Sebastian Stan as the Winter Soldier in Captain America: The Winter Soldier

Doing an excellent job at making all of these pieces fit were first-time Marvel directors, Joe and Anthony Russo (diehard Community fans may recognize them for their work on some of the comedy series most popular episodes). Their skill at capturing body language was the most impressive aspect, as they managed to capture the gentle prodding and teasing between the trio of Evans, Mackie and Johansson in their quieter scenes. While not something that is instantly obvious to most moviegoers, it was a nice touch and really played up the whole “authentic” aspect that many a film lack. Their action sequences were, for the most part, well choreographed and added an element of thrill and a sense of foreboding doom whenever the Winter Soldier appeared on screen. Their action scenes weren’t flawless, of course, as the Bourne-esque quick-cut editing and occasional shaky cam was a real eyesore when it reared its ugly head. Thankfully, that was kept mostly to a minimum but it does detract from the viewing experience a tad.


Anthony Mackie as Sam Wilson/Falcon in Captain America: The Winter Soldier

Another particularly excellent aspect of the film was the great script put together by the duo of Christopher Markus and Stephen McFeely, who had the appropriate amount of action complemented by an equally appropriate and brisk amount of dialogue between characters. It lent the film a more streamlined feeling and allowed it to flow smoothly throughout the duration of its near 140-minute runtime. Their script, combined with the visuals and direction of the Russo brothers, is all tied together neatly by the excellent soundtrack that doesn’t reach Hans Zimmer levels of memorability but still wows you. Case in point, there is a scene a quarter of the way through the film that concerns the aforementioned assassination attempt against Nick Fury. The scene is BRILLIANTLY captured (notice the use of caps here) and plays up just how destructible Nick Fury’s mode of transportation is. Its excellence is elevated further when the Winter Soldier makes his debut, with the ominous tunes signifying that this new guy is “here to kick some a**.”

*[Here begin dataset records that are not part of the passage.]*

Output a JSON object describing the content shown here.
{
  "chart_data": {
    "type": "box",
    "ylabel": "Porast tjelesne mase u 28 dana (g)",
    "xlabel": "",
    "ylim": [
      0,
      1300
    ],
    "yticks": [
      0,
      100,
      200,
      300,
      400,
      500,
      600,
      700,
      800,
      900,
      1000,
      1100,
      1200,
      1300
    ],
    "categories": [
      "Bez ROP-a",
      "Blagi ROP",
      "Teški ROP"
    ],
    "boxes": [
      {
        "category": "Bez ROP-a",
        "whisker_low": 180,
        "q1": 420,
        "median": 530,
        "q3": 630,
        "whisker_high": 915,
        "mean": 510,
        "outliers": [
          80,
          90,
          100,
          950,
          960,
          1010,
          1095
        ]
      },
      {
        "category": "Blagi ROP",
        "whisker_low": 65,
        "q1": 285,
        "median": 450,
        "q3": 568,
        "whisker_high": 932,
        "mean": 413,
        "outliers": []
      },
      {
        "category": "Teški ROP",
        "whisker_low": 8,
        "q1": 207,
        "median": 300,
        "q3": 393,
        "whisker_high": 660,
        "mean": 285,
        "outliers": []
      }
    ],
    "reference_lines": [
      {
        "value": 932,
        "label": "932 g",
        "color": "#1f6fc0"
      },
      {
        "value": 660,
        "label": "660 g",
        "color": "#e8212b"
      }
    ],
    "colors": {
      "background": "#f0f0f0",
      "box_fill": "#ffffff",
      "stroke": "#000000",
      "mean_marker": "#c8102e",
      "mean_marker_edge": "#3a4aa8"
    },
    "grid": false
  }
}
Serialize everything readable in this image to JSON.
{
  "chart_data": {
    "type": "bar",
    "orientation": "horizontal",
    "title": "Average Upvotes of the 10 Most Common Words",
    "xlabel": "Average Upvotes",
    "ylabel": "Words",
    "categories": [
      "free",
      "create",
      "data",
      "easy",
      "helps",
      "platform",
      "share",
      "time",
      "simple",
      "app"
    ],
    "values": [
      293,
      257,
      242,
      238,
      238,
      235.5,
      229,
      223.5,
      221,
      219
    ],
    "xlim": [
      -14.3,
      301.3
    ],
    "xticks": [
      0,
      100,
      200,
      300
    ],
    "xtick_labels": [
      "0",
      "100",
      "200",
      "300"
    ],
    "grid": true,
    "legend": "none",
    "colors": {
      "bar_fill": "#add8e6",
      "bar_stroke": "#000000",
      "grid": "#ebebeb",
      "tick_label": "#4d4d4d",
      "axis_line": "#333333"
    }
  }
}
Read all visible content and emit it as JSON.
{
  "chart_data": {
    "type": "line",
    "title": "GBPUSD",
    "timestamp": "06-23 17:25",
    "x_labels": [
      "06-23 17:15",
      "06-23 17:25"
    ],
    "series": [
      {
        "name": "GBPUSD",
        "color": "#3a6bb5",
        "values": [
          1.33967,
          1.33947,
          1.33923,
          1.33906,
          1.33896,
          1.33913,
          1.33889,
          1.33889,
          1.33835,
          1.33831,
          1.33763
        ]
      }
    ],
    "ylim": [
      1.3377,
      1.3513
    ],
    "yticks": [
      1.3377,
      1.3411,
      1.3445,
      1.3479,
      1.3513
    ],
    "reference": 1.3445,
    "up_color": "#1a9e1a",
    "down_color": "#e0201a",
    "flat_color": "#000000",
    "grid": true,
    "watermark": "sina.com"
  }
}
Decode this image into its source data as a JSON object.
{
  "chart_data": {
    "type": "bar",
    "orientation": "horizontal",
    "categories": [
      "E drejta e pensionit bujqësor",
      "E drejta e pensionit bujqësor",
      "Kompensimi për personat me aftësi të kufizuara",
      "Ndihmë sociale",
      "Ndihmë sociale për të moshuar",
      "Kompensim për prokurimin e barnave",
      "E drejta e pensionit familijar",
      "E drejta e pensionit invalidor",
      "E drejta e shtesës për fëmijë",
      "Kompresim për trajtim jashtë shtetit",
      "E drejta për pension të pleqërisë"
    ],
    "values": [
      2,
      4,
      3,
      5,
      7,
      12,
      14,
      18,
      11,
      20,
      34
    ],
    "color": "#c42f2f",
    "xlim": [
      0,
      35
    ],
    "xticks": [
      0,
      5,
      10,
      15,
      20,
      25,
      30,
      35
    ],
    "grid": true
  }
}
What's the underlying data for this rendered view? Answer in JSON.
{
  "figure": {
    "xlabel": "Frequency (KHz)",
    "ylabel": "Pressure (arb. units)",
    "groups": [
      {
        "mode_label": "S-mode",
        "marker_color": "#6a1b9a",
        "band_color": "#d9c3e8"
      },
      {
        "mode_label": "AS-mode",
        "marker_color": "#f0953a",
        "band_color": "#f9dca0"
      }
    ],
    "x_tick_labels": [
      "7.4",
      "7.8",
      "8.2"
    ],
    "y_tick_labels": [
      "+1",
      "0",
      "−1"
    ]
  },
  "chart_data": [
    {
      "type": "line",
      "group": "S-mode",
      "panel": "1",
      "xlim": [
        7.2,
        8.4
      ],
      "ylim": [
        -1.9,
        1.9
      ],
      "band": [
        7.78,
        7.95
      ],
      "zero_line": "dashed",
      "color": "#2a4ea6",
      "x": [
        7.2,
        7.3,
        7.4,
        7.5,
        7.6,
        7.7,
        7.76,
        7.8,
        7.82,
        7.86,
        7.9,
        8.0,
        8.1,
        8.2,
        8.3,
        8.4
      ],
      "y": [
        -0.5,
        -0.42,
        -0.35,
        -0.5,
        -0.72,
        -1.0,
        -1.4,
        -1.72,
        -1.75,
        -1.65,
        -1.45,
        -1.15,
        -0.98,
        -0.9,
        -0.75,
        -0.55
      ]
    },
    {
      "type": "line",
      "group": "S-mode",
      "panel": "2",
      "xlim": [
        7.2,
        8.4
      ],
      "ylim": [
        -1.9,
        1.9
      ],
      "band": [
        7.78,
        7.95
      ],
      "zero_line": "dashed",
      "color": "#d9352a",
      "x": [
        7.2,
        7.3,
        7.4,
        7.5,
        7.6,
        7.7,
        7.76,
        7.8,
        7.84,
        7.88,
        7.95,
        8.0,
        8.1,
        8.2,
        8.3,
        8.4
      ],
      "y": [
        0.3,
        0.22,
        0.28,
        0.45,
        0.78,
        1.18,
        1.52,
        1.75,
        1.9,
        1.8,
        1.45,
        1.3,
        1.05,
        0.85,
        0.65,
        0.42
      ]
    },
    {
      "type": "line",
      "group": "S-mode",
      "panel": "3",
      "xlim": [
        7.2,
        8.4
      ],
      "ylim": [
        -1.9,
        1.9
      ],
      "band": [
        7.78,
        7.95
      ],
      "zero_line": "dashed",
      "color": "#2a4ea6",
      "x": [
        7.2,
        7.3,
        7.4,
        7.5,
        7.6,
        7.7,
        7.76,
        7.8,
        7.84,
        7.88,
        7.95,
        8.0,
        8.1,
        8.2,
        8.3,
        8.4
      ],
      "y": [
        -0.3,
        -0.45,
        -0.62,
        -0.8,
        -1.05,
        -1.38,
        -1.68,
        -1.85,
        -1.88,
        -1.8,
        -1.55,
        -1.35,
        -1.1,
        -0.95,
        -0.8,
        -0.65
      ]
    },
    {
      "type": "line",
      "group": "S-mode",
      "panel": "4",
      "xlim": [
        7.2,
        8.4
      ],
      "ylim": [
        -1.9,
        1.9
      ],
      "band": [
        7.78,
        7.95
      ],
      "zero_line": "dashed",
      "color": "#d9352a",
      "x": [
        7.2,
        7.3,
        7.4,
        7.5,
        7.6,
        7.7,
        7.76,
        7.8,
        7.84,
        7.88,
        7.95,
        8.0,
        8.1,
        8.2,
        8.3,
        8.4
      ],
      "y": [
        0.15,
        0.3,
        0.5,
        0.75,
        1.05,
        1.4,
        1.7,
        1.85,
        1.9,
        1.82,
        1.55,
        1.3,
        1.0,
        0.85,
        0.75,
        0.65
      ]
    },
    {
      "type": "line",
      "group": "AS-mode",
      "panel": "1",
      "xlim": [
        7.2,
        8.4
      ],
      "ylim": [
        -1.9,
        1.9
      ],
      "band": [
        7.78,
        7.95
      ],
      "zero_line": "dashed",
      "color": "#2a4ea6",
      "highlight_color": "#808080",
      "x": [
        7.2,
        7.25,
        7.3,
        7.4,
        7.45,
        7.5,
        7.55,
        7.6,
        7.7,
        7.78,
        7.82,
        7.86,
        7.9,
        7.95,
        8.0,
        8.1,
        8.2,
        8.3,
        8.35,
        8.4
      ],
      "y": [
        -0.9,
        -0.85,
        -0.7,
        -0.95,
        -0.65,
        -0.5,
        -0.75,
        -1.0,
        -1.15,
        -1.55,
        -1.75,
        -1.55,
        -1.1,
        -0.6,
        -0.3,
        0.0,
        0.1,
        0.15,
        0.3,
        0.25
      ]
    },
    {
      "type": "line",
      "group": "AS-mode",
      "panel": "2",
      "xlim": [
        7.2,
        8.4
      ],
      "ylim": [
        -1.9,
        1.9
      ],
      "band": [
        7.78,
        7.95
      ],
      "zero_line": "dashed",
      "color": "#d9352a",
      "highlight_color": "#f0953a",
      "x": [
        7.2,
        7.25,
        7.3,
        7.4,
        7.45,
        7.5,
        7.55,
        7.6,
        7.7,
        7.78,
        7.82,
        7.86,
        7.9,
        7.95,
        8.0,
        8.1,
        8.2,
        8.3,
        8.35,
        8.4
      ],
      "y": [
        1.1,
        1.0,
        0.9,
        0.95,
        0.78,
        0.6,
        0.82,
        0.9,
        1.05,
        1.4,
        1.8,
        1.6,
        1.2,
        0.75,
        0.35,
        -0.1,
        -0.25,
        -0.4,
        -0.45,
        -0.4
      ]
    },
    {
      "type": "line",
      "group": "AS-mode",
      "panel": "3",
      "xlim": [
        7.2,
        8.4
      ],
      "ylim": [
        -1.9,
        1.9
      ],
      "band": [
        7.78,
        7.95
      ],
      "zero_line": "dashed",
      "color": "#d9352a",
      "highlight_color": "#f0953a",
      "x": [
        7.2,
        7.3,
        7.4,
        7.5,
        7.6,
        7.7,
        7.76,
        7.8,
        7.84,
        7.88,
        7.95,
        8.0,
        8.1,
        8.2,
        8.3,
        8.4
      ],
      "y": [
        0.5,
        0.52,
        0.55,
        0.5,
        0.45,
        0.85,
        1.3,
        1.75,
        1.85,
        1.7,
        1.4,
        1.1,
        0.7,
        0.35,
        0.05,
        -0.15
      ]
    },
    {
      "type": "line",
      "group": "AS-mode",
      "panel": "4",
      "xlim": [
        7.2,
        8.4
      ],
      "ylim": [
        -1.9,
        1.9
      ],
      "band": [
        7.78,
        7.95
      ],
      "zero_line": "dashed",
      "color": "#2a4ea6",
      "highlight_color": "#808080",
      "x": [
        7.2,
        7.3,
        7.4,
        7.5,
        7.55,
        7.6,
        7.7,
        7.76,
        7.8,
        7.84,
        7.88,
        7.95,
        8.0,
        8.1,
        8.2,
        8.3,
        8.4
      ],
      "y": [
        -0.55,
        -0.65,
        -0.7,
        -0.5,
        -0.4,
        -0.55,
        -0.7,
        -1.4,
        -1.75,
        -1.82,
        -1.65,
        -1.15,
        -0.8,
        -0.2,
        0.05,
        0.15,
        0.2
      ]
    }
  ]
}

Sebastian Stan as the Winter Soldier in Captain America: The Winter Soldier

So, to recap: We have covered a few films from within this Marvel Cinematic Universe as a means of covering all that has come before the upcoming Captain America: Civil War. There have been some duds, some very solid films and some in between but it is this author’s opinion that Captain America: The Winter Soldier is the best film of this Marvel Cinematic Universe to date. It’s great for newcomers to the series, fantastic for the fans (who will appreciate the after-credits scenes) and just offers something different compared to the wise-cracking nature of the Iron Man films and the fantastical nature of the Thor films. Watch it, I implore thee.

Hail Hydra

After careful consideration, we here at The Film Lawyers have graced Captain America: The Winter Soldier with a grade of A- (8.5/10).